Here's another poem, but this one is of the "adult" variety. It's of the same prose poem style as "The Aliens," which appeared in Issue 28. Since Yumi expressed some interest in perhaps using the latter in the junior high lit. classes, and since she asked me if I had any more of these sorts of pieces that she could use, I'm going to risk seeming even more indulgent than I have been already in this issue and present the following:
A black night curves up into the clouds. The giant husband sleeps seated at his giant table, his giant, wispy-haired head cradled on his cupped hand. The giant mouse who lives behind the stove sleeps, too, not far from the giant wife, who stirs a black, cast iron pot of porridge with a wooden spoon. This is what Jack sees, as he enters through a crack in the heavy, oaken door, as he stands on the stone floor in a corner next to the broom, its bristles as thick as tree trunks.
Even the minutes are giant here; A crumb like a giant ball of bread.
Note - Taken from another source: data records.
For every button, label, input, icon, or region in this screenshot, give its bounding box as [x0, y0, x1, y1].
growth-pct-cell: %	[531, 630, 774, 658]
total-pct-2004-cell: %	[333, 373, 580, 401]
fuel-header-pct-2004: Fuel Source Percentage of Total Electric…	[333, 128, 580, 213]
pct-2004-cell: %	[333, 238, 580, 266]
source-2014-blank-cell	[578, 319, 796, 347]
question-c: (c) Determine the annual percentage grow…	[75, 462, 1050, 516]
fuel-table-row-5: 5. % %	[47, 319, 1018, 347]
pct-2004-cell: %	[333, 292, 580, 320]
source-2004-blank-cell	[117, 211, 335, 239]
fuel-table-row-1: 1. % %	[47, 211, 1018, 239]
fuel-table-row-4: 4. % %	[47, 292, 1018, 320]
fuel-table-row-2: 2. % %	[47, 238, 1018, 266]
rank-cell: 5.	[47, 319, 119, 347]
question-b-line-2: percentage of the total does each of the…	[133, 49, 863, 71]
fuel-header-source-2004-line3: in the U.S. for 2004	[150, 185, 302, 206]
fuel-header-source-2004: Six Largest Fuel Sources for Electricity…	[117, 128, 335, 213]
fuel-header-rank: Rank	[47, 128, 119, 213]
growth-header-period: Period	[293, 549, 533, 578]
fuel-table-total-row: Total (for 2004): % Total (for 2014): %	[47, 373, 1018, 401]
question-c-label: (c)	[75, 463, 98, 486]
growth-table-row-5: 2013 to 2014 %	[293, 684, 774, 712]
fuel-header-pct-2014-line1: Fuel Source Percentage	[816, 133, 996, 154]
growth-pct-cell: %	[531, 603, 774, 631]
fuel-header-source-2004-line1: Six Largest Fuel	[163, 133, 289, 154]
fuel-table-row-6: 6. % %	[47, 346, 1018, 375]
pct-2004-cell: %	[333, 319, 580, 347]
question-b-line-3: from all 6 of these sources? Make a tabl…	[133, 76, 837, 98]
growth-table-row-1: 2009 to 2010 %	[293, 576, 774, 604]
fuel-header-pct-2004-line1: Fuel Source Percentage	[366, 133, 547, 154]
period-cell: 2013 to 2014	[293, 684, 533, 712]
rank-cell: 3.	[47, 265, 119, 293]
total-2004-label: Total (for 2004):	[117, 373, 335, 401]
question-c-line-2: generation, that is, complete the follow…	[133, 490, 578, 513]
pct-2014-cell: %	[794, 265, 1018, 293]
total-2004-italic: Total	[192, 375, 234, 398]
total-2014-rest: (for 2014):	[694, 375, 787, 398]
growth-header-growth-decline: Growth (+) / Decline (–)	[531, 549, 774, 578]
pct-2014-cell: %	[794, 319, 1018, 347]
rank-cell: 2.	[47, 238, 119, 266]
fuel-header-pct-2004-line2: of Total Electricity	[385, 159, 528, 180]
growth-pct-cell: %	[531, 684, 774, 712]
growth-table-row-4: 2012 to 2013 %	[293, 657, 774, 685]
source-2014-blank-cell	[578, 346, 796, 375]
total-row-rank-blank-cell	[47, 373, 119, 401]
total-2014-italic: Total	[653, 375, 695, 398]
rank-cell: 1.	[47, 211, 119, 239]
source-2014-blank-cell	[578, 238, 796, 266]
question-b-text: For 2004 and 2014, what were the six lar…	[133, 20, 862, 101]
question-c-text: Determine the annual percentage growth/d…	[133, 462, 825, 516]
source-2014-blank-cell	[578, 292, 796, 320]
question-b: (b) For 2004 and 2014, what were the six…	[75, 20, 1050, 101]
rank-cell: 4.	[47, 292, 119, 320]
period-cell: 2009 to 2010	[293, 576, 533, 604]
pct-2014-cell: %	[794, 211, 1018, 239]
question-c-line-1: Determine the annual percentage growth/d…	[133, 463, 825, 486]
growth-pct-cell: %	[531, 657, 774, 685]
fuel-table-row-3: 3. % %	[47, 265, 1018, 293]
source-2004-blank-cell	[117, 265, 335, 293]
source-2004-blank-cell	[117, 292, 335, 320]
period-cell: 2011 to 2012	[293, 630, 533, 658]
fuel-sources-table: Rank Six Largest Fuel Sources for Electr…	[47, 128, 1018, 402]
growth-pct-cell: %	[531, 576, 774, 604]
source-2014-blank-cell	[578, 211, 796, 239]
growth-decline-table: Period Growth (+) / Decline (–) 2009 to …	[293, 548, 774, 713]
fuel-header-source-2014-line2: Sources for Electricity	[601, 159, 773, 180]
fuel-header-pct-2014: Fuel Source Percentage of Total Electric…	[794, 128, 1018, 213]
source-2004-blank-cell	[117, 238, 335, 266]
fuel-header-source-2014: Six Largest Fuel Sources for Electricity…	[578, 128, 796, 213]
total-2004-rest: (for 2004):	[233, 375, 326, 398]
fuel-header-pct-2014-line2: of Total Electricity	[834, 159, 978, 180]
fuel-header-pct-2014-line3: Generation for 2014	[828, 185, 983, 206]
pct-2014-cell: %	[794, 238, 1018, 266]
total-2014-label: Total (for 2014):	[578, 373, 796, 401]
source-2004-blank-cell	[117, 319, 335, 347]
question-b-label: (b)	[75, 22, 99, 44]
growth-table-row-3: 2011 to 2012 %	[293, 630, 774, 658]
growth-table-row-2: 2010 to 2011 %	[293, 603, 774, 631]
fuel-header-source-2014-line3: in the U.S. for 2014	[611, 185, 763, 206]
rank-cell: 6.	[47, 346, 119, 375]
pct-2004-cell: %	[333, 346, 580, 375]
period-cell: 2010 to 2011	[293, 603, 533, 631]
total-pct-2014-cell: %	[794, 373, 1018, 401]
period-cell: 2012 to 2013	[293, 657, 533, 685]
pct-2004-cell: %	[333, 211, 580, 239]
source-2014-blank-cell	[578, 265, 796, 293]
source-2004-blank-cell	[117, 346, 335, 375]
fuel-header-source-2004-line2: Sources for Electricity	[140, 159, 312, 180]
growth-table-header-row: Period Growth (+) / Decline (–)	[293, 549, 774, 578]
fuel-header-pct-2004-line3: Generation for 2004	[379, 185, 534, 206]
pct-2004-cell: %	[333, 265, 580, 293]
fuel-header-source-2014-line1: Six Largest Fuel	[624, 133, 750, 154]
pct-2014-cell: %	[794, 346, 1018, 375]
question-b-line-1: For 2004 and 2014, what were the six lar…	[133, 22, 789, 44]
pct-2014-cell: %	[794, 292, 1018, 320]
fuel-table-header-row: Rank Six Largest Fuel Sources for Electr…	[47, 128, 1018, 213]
Jack has to nibble quickly, before the ants, big as freight trains, draw inside along the same path as his. And there are flies like silent, deadly helicopters, and fleas, kangaroos with jaws as big as houses. He must watch out for the birds, too. In the sparrow's maw, Jack would look like a slowly moving speck of dust on the Sahara Desert that is the caught worm's flesh.
So Jack takes his fallen crumb ball, and he rolls it out into the shade of the garden under the brambly branches, the topmost viny roots of the blackberry bushes. This place seems a cathedral to him, but it's too dense for the others, too low and thorny. Here, Jack takes off baseball size gobs and lays down on his back and chews contentedly. "It is not so bad being tiny," he thinks, "being that my sadness
is tiny, too, my tears
like the little
of little pins. . ."
By the way, on deconstruction, I'm not expert on it either, but let me amend a bit what you said to Roger in your voice card 5 about this subject.
You wrote that deconstruction "attempts to prove that there is no meaning in literature." I think that a deconstructionist would amend that to say that there is no one meaning to a text, or no dominant meaning, even if an author intends one. If Roger is really interested, there is a good easy-to-read little book by Terry Eagleton called LITERARY THEORY that can shed some light on the subject.
But I can say this with some assurance: Having been around more than a few English Lit. grad students in my time, I can say that the final sentence of your voice card is right on: "Although I can't vouch for the accuracy of this statement, I know depression when I see it."